W parlamencie zakończono prace nad ustawą o ochronie tzw.  zwierząt doświadczalnych, czyli tych, które wykorzystywane są do celów naukowych lub edukacyjnych. Ustawa ta jest przeniesieniem na grunt polski unijnej dyrektywy. Teraz dokument czeka już tylko na podpis prezydenta.

Źródło: sxc.hu

W Polsce dotąd obowiązywała ustawa z 2005 roku, która nie uwzględniła wszystkich regulacji Unii Europejskiej. Nowa ustawa ma na celu zmniejszenie cierpień zwierząt i  ograniczyć ryzyko prowadzenia doświadczeń niepotrzebnych i nieuzasadnionych.

Ustawa nakłada obowiązek lepszego monitowania zwierząt laboratoryjnych. Hodowcy, dostawcy i właściciele zwierząt mają zapewnić zwierzętom właściwą opiekę weterynaryjną. Podczas komisji sejmowych projekt uzupełniono o zapis gwarantujący współpracę lokalnych komisji etycznych z lekarzem weterynarii, który nadzoruje instytucje prowadzące doświadczenia.  Zgodnie z przyjętą ustawą zakazane będzie przeprowadzanie procedur związanych z dotkliwym i długotrwałym bólem, którego nie da się złagodzić. Eksperymenty z wykorzystywaniem zwierząt dzikich i bezdomnych będą zaś prowadzone tylko w wyjątkowych i usprawiedliwionych okolicznościach. Nie będzie można przeprowadzać również doświadczeń, które uniemożliwiłyby zwierzętom wydawanie głosu lub inne sposoby okazywania bólu.
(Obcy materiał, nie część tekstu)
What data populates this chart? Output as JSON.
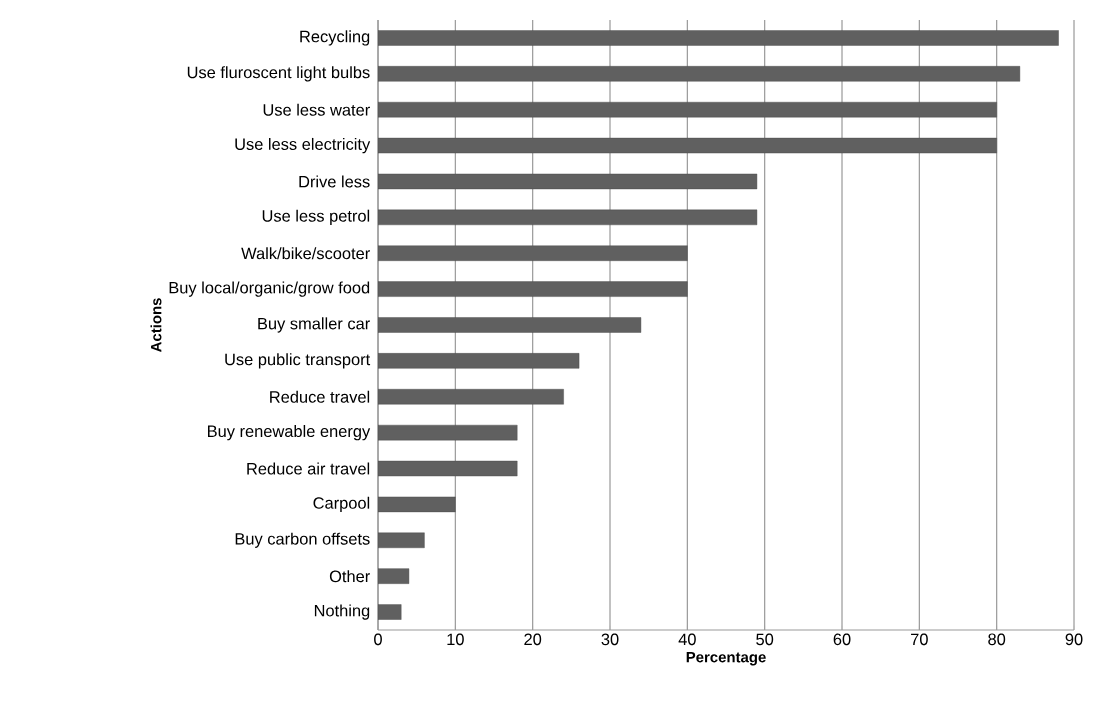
{
  "chart_data": {
    "type": "bar",
    "orientation": "horizontal",
    "categories": [
      "Recycling",
      "Use fluroscent light bulbs",
      "Use less water",
      "Use less electricity",
      "Drive less",
      "Use less petrol",
      "Walk/bike/scooter",
      "Buy local/organic/grow food",
      "Buy smaller car",
      "Use public transport",
      "Reduce travel",
      "Buy renewable energy",
      "Reduce air travel",
      "Carpool",
      "Buy carbon offsets",
      "Other",
      "Nothing"
    ],
    "values": [
      88,
      83,
      80,
      80,
      49,
      49,
      40,
      40,
      34,
      26,
      24,
      18,
      18,
      10,
      6,
      4,
      3
    ],
    "color": "#606060",
    "xlabel": "Percentage",
    "ylabel": "Actions",
    "xlim": [
      0,
      90
    ],
    "xticks": [
      0,
      10,
      20,
      30,
      40,
      50,
      60,
      70,
      80,
      90
    ],
    "grid": "x"
  }
}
Eksperymenty z udziałem zwierząt mogą odbywać się tylko wtedy, gdy nie ma już innej możliwości.

"Na świecie jest coraz mniej sytuacji, gdzie wykorzystuje się zwierzęta laboratoryjnie, coraz więcej jest technik wizualizacyjnych, komputerowych" - mówi minister. "To, co zostało przyjęte w sejmie, maksymalnie chroni zwierzęta nie tylko przed bólem, ale także i przed stresem" – powiedziała „Gazecie Prawnej”, minister nauki i szkolnictwa wyższego, profesor Lena Kolarska-Bobińska.